Темные проемы. Тайные дела - Роберт Эйкман
Когда вернулась Ариэль, выряженная в уже знакомый елизаветинский мужской фрак, Карфакс даже не услышал ее шагов за своими отчаянными попытками вернуть утраченное вдохновение. Ночь, как и вчера, подкралась незаметно, и он обратил внимание, что Ариэль чуть-чуть дрожит от внезапной прохлады весеннего вечера. Зрелище тронуло его. Секунду спустя и она, и он одновременно осознали, что нежно обнимают друг друга; ее грудь прижимается к его груди, а губы находятся на расстоянии дюйма. Карфакс не чувствовал желания – только нежность.
– Я люблю вас, Ариэль, – произнес он, – но я никогда не стану великим художником. – Он указал на плод своих никчемных художественных потуг.
Она кротко и воздушно поцеловала его и ответила:
– Весь секрет в том, чтобы поскорее закончить картину. Чем быстрее, тем лучше. Не раздумывать подолгу, не отвлекаться… не останавливаться, пока не подойдет время самого последнего штриха.
– Вы совершенно правы! – изумился Карфакс. – Буквально вчера…
– Вчера было вчера, – мягко заметила она. – Сегодня все по-другому. Смысл есть лишь в тех вещах, которые мы видим. И все мы – лишь суммы всех тех чувств, что пробуждают в нас увиденные вещи.
– Но ведь чувства тоже способны меняться?
– Конечно. Все время что-то меняется. Очень быстро, в мгновение ока. И я – говорю это с гордостью – не исключение. Лишь мертвые боятся перемен. А я пока живая, дорогой мой друг. Живая и довольно-таки теплая.
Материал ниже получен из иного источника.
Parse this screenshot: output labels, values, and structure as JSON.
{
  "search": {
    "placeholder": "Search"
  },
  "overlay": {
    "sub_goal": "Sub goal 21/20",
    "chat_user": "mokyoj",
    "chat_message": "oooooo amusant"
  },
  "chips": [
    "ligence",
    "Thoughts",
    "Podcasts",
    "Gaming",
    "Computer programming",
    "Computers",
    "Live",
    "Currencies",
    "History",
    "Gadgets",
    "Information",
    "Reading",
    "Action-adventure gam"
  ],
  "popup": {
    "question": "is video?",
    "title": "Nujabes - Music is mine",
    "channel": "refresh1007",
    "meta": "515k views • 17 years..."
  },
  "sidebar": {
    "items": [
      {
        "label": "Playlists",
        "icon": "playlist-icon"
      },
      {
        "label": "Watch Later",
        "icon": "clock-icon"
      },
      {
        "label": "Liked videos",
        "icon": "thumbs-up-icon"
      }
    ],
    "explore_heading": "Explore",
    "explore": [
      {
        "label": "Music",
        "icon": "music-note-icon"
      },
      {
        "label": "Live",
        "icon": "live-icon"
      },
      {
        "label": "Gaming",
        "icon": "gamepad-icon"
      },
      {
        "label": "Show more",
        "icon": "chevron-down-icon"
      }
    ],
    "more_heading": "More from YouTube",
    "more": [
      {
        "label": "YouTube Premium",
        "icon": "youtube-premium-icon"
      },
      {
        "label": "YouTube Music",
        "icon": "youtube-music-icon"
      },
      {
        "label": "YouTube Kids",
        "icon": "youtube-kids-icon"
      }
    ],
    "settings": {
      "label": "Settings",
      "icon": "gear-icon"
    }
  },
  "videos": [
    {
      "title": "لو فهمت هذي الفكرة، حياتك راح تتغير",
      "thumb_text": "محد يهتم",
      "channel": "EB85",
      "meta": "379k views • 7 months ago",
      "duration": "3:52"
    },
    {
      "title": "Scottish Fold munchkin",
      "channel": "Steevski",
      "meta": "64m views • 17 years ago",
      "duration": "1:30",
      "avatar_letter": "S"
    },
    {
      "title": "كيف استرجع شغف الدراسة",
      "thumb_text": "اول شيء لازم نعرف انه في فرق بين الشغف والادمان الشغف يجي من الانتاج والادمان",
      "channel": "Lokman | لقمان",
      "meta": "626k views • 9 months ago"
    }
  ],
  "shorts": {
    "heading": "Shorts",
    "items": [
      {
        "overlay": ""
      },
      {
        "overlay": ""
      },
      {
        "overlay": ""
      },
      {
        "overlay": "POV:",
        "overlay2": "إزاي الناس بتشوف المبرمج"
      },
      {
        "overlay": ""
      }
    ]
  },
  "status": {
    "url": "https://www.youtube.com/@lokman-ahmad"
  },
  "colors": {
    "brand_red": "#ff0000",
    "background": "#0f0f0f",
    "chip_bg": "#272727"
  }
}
– И сколько времени пройдет, прежде чем твои чувства ко мне изменятся?
– Ах, – воскликнула она невпопад, с какой-то загадочной интонацией. – Как насчет хорошего ужина?
Он взял ее за руку, как и подобает мужчине в обществе симпатичной ему женщины, и галантно проводил во Флотский дом. В другой руке он нес картину – смазанное полотно дня, покоробившееся не то от утренней росы, не то от вечернего тумана.
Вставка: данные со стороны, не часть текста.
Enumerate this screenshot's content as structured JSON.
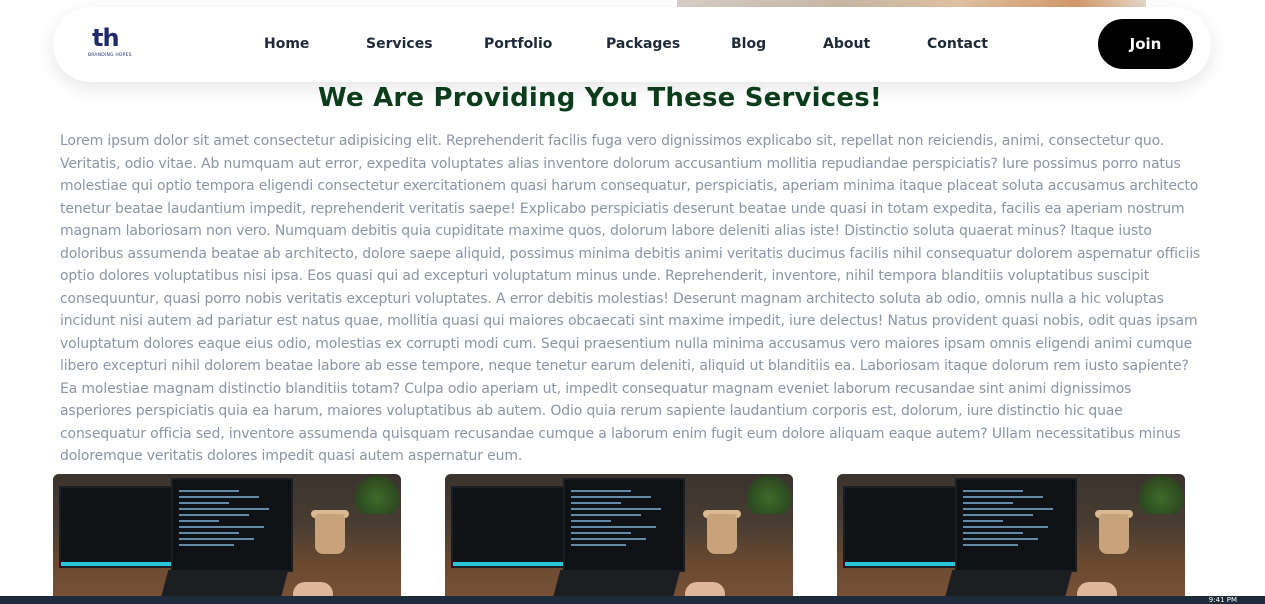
{
  "brand": {
    "logo_mark": "th",
    "logo_sub": "BRANDING HOPES",
    "accent": "#1f2a6b"
  },
  "nav": {
    "items": [
      {
        "label": "Home"
      },
      {
        "label": "Services"
      },
      {
        "label": "Portfolio"
      },
      {
        "label": "Packages"
      },
      {
        "label": "Blog"
      },
      {
        "label": "About"
      },
      {
        "label": "Contact"
      }
    ],
    "cta_label": "Join"
  },
  "section": {
    "heading": "We Are Providing You These Services!",
    "heading_color": "#0b3d1c",
    "paragraph": "Lorem ipsum dolor sit amet consectetur adipisicing elit. Reprehenderit facilis fuga vero dignissimos explicabo sit, repellat non reiciendis, animi, consectetur quo. Veritatis, odio vitae. Ab numquam aut error, expedita voluptates alias inventore dolorum accusantium mollitia repudiandae perspiciatis? Iure possimus porro natus molestiae qui optio tempora eligendi consectetur exercitationem quasi harum consequatur, perspiciatis, aperiam minima itaque placeat soluta accusamus architecto tenetur beatae laudantium impedit, reprehenderit veritatis saepe! Explicabo perspiciatis deserunt beatae unde quasi in totam expedita, facilis ea aperiam nostrum magnam laboriosam non vero. Numquam debitis quia cupiditate maxime quos, dolorum labore deleniti alias iste! Distinctio soluta quaerat minus? Itaque iusto doloribus assumenda beatae ab architecto, dolore saepe aliquid, possimus minima debitis animi veritatis ducimus facilis nihil consequatur dolorem aspernatur officiis optio dolores voluptatibus nisi ipsa. Eos quasi qui ad excepturi voluptatum minus unde. Reprehenderit, inventore, nihil tempora blanditiis voluptatibus suscipit consequuntur, quasi porro nobis veritatis excepturi voluptates. A error debitis molestias! Deserunt magnam architecto soluta ab odio, omnis nulla a hic voluptas incidunt nisi autem ad pariatur est natus quae, mollitia quasi qui maiores obcaecati sint maxime impedit, iure delectus! Natus provident quasi nobis, odit quas ipsam voluptatum dolores eaque eius odio, molestias ex corrupti modi cum. Sequi praesentium nulla minima accusamus vero maiores ipsam omnis eligendi animi cumque libero excepturi nihil dolorem beatae labore ab esse tempore, neque tenetur earum deleniti, aliquid ut blanditiis ea. Laboriosam itaque dolorum rem iusto sapiente? Ea molestiae magnam distinctio blanditiis totam? Culpa odio aperiam ut, impedit consequatur magnam eveniet laborum recusandae sint animi dignissimos asperiores perspiciatis quia ea harum, maiores voluptatibus ab autem. Odio quia rerum sapiente laudantium corporis est, dolorum, iure distinctio hic quae consequatur officia sed, inventore assumenda quisquam recusandae cumque a laborum enim fugit eum dolore aliquam eaque autem? Ullam necessitatibus minus doloremque veritatis dolores impedit quasi autem aspernatur eum."
  },
  "cards": [
    {
      "image": "desk-coding-setup-photo"
    },
    {
      "image": "desk-coding-setup-photo"
    },
    {
      "image": "desk-coding-setup-photo"
    }
  ],
  "taskbar": {
    "clock": "9:41 PM"
  }
}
Время от времени Карфакс выглядывал из окна своей спальни, и то и дело ему казалось, что появлялось новое маленькое здание вдалеке. В один тихий ночной час, без повода проснувшись и почувствовав под боком тепло Ариэль, он поймал себя на абсурдной мысли: «Я рад, что мне не пришлось спать в той комнате». Взгляд скользнул по стенам покоев Ариэль, по богато украшенным шкафам, полным ее одежды, по задрапированной шелком мебели. Все было приглушено тьмой, и лишь крапины звездного света перемигивались за большим открытым окном – но в этой темноте, с непостижимой женщиной рядом, подарившей ему свои любовь и тепло, Карфакс чувствовал себя предельно спокойно, легко и радостно. Днем – после того дня, когда он впервые увидел самый первый дом, рыбацкую лачугу, – его страхи иссушило солнце и развеял ласковый островной ветер. И, хотя Ариэль еще не раз возвращалась к теме перемен в их разговорах, Карфакс не рискнул еще раз задать те столь естественные вопросы, которые она с легкостью заставила показаться до ужаса нелепыми и ненужными.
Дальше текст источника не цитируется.